Thats instinctive self preservation and again, the lion has no concept of cruelty.
No predator species kills the cubs of another predator species to limit competition.
This is false. Both lions and hyenas prey on the other species for food.
Seems like a willful choice for own gain. Not a direct survival instinct.
LMAO again. Isnt anything an animal does for its own gain, a survival mechanism for self preservation.?
The hyena doesn't know the concept of cruelty, but it is a perfect word to describe the behavior, and a prime example of animals not playing
This is my point, The hyena is not cruel, its your subjective human perception only.
Your projecting human perception onto natutre.

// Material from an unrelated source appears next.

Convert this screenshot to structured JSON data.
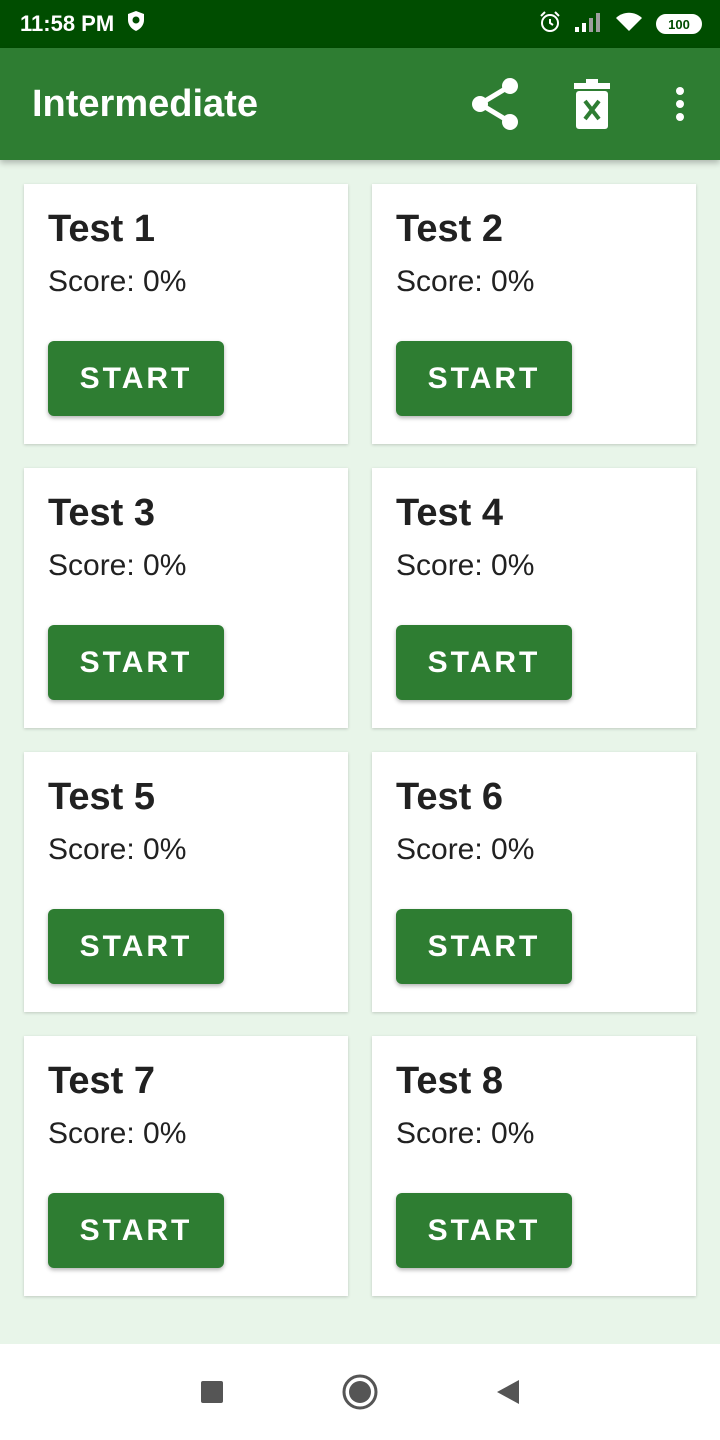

Again you are adding things and making stuff up.
No, I am not.
Lion cubs are vulnerable to predators such as hyenas and leopards but the most significant threat comes from other lions. When a new male
coalition takes over a pride it is often confronted by the cubs of the males they defeated. Males have no time to spare for protecting the offspring
of their predecessors because their own time with a pride is limited. Females will not mate again until their cubs are at least 18 months of age;
therefore, males kill all the young cubs in their new pride in order to bring the females back to reproductive readiness. Older cubs and sub-adults
stand a chance, however, because they can often escape from infanticidal males. These cubs are evicted and must fend for themselves although
occasionally their mothers will leave with them and remain apart from the pride until the cubs reach independence
Ever see cat playing with a mouse before it kills it. There's no survival need for it.
Predictable. I was waiting for that. your wrong, there is. Its instinctive hunting behaviour. Only domesticates are more likely not to eat it, because
they arnt hungry, but millions of years of instinct kick in, because in the wild they are opportunistic hunters.
It enjoys mauling it's prey, it's playing. It may not understand the suffering it causes, but I can describe it as cruel
Enjoyment is another human concept. No evidence there is any particular pleasure in it. And yes, you can describe it as cruel, your perogative, but it
still isnt as far as the animal is concerned. You must be aware of cruelty to be capable of it. Cruelty by its nature is subjective.
The poster I originally responded to, claimed that animals are better than humans, said so from a human standpoint, describing animals from a
human concept, so when I respond back to him, I can't describe the other side of their behavior from a human standpoint?
Again correct, you are both ascribing human concepts to them. They are neither better nor worse, they are what they are.
Better, or worse, is judgement by the observer, subjective measurement using human perceptions.
The dictionairy definition I posted also had an example of the word cruel:
-a cruel accident
Now did the accident have full reasoning of the pain and suffering it caused? Did the accident cause it willfully, with the pure intent of causing
pain and suffering?
Correct, again, human labelling , an accident is an accident, an animal is an animal.
The discussion is over, it is clear that cruel is a perfectly good word to describe violent, brute things, behavior or situations without the
need for conscious rational intent behind it.
So It seems. It was the other persons lack of rational intent, aka his subjective perception that you argued against.
I have merely offered a subjective rational perspective of my own, in response.
Again. Thankyou for your contribution.